Yes. In EvoLink's Google Native API format you can choose streamGenerateContent to receive content in real-time chunks. This is useful for chat UIs, live dashboards, or any experience where users should see progress immediately. When you switch to streaming, you still use the same Gemini 2.5 Flash request body, so you can keep your prompts and multimodal inputs consistent while improving perceived speed. Streaming works well with typing indicators or progressive summaries. It also improves perceived speed on slower networks.
Yes. Set the X-Async-Mode header to true and the request will immediately return a task ID instead of waiting for the full response. You can then query the task status endpoint to retrieve the completed result in a non-streaming format. This mode is ideal for long-running batch jobs, nightly analytics, or large document processing where you do not want a user-facing request to wait. It is also a good fit for queued pipelines and background workers. You can poll on your schedule and store results later.
All EvoLink APIs require Bearer token authentication. Generate an API key in the EvoLink dashboard, then include it in the Authorization header for each request. For production, store the key in a secure secret manager, scope it per environment, and rotate it regularly. This keeps your Gemini 2.5 Flash usage controlled while giving your team a consistent, simple integration path. Avoid embedding keys in client apps and use server-side proxies instead. Separate keys for dev, staging, and production to reduce risk.
Yes.
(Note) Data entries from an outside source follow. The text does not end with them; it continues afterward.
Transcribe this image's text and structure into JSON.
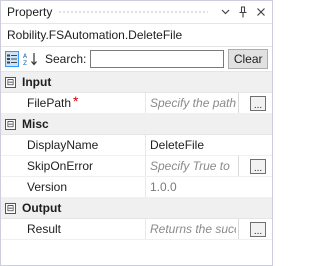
{
  "panel": {
    "title": "Property",
    "activity_name": "Robility.FSAutomation.DeleteFile"
  },
  "toolbar": {
    "search_label": "Search:",
    "search_value": "",
    "clear_label": "Clear"
  },
  "sections": {
    "input": {
      "label": "Input",
      "filepath": {
        "name": "FilePath",
        "required_mark": "*",
        "placeholder": "Specify the path"
      }
    },
    "misc": {
      "label": "Misc",
      "displayname": {
        "name": "DisplayName",
        "value": "DeleteFile"
      },
      "skiponerror": {
        "name": "SkipOnError",
        "placeholder": "Specify True to"
      },
      "version": {
        "name": "Version",
        "value": "1.0.0"
      }
    },
    "output": {
      "label": "Output",
      "result": {
        "name": "Result",
        "placeholder": "Returns the succ"
      }
    }
  },
  "ellipsis_label": "...",
  "expander_symbol": "⊟",
  "icons": {
    "dropdown": "chevron-down-icon",
    "pin": "pin-icon",
    "close": "close-icon",
    "categorized": "categorized-view-icon",
    "alphabetical": "alphabetical-sort-icon"
  }
}
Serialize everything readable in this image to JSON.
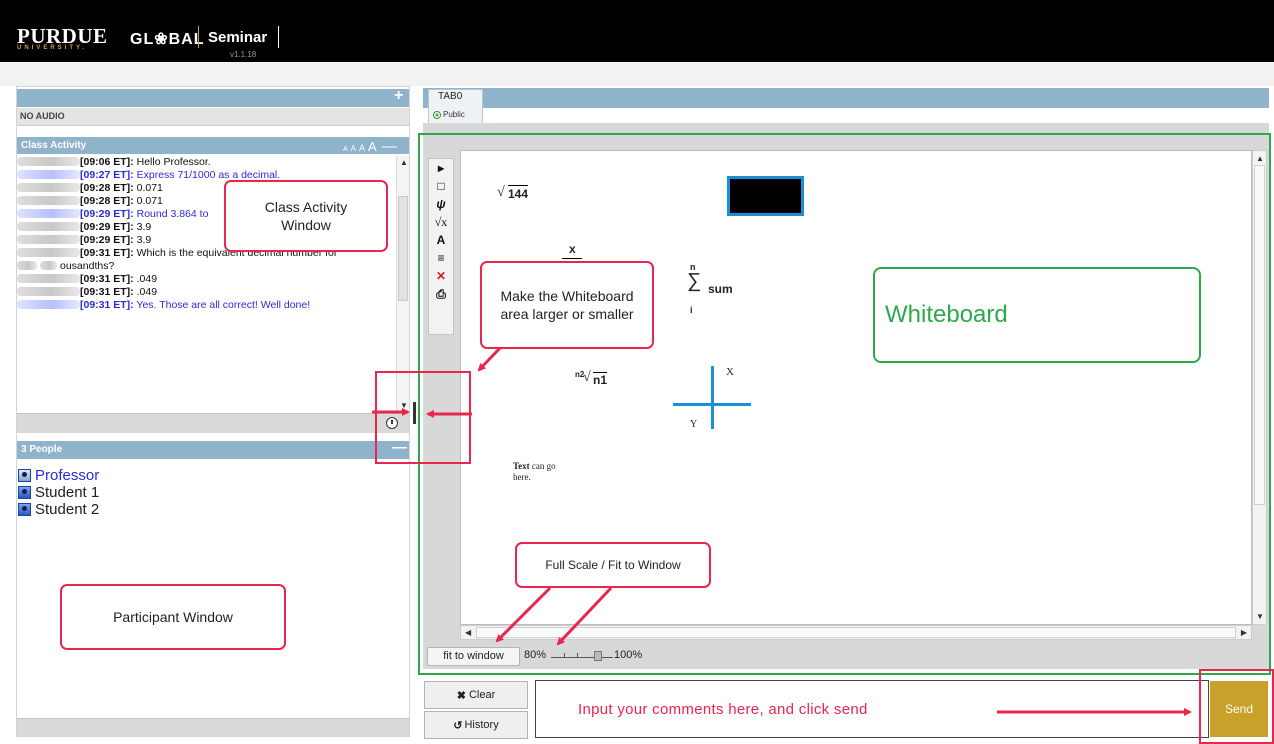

The model supports function calling and structured outputs, which means you can ask for a JSON object or trigger specific tools as part of a workflow. This is helpful for routing tickets, updating records, or building agent flows that need predictable schemas. By keeping the response format consistent, Gemini 2.5 Flash reduces parsing errors and makes automation more reliable. Define your schema clearly and validate responses to keep integrations robust. This is especially useful for ETL, CRM updates, and reporting.
Caching is supported for Gemini 2.5 Flash. You can reuse large system instructions, policy text, or product catalogs across many requests without paying the full input cost each time. This reduces repeated prompt tokens and can improve latency because the model does not need to reprocess the same context on every call. It is a strong fit for recurring workflows and always-on assistants. Cache brand tone, FAQs, or safety rules to keep responses consistent. It is especially helpful for repeated onboarding and policy reminders.